Founder, Missfit Creations
Due to the nature of upcycling clothes, it can be difficult to calculate specific emissions at each point in the garment’s lifecycle, therefore EBRI’s report focuses on the nature of the textile used, cleaning and drying processes, and recommendations on processes taken by the business and how emissions can be further reduced by adopting new practices.
EBRI’s research highlights every action taken towards the production and recirculation of clothing has an environmental impact. Raising awareness and promoting secondhand clothes over fast-fashion, will ensure the reduction of the textile industries carbon footprint.
Missfit Creations are keen to adopt the recommendations suggested in the report, particularly introducing a take-back scheme, along with reducing the use of electrical appliances in the business (e.g. ironing).

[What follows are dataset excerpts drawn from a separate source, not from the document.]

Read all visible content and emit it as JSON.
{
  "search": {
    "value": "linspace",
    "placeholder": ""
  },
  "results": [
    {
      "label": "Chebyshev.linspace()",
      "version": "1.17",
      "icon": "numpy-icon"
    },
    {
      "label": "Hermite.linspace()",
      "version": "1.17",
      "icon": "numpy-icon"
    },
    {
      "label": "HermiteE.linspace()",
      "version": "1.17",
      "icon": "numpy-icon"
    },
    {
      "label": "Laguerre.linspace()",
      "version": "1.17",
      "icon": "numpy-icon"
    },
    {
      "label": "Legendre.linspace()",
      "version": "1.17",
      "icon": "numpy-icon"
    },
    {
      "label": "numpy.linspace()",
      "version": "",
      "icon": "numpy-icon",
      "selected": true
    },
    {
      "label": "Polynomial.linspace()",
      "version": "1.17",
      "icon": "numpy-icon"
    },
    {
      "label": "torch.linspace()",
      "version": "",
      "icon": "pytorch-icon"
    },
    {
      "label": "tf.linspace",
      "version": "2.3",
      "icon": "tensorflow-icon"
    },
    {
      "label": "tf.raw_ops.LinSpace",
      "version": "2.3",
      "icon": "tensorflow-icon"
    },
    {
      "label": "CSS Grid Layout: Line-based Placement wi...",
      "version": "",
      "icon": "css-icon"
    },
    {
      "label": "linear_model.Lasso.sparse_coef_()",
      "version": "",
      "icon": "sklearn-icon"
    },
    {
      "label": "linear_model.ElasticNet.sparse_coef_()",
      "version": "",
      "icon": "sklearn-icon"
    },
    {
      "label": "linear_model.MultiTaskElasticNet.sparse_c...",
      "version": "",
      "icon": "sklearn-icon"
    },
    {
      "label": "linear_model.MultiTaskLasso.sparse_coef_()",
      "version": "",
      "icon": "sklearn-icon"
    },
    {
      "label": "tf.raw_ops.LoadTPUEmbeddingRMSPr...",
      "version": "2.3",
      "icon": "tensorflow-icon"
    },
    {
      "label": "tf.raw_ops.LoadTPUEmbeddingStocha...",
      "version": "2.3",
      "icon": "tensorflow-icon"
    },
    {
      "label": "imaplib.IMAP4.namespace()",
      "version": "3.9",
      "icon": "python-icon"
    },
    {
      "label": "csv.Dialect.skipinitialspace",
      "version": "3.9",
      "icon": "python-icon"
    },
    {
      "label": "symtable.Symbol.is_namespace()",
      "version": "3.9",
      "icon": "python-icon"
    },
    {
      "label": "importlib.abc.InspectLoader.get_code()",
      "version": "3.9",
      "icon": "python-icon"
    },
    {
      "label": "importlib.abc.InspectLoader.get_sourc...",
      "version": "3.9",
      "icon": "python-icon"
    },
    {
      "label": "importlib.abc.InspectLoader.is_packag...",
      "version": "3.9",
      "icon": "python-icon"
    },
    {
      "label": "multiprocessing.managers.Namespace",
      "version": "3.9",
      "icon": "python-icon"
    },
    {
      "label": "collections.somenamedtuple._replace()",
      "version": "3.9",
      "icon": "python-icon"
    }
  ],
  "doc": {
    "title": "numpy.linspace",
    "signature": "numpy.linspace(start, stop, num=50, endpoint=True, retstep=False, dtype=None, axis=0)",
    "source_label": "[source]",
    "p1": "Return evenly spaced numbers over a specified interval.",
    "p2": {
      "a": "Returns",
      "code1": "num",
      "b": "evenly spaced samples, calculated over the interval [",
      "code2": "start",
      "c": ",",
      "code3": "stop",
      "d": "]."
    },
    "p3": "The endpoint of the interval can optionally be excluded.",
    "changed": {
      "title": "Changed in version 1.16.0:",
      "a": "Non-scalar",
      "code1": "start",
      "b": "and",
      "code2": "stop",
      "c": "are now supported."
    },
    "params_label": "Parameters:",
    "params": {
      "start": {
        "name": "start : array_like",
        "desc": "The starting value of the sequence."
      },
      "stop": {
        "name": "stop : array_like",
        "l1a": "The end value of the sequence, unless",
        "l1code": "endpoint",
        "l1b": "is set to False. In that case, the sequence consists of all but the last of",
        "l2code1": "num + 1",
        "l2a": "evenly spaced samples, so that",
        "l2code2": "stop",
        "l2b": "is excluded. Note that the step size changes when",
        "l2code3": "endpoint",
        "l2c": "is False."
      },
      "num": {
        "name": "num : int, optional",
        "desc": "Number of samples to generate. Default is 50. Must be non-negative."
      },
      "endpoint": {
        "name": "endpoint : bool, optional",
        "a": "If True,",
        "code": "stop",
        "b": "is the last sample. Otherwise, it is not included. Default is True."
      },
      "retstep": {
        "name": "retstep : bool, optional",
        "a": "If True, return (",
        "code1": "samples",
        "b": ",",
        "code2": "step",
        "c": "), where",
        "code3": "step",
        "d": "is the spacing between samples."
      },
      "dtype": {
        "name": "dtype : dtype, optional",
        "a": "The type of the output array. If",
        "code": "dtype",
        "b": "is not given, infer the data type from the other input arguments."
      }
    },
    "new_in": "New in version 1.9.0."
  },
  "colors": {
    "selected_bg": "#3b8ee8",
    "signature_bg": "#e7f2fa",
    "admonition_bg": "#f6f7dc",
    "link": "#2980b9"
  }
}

EBRI’s tailored report has enabled Missfit Creations to quantify its carbon saving practices. Debbie is keen to share its sustainability achievements, and a future ambition is to add a label to the garments to share the knowledge, promote the benefits of keeping clothing in circulation, and educate customers on the potential carbon emissions saved from purchasing upcycled clothing. This will act as a selling point, and will add value to the business.
“The team at EBRI have truly been fantastic to work with,
and I’m very keen to maintain a working relationship with
them. Working with EBRI has given me confidence about
what I was doing.”
Founder, Missfit Creations
 P. Reilly, “Trends to Expect from the Textiles Industry in 2022,” Clear currency, 2022.
 Environmental Resources Management, “Streamlined Life Cycle Assessment of Two Marks & Spencer plc Apparel Products”, 2002.
 WRAP. “Retailer clothing take-back guide”, 2021.
 EMSmastery, “What Is 1 Ton of Carbon Dioxide And How It Relates To Daily Life?”, 2022.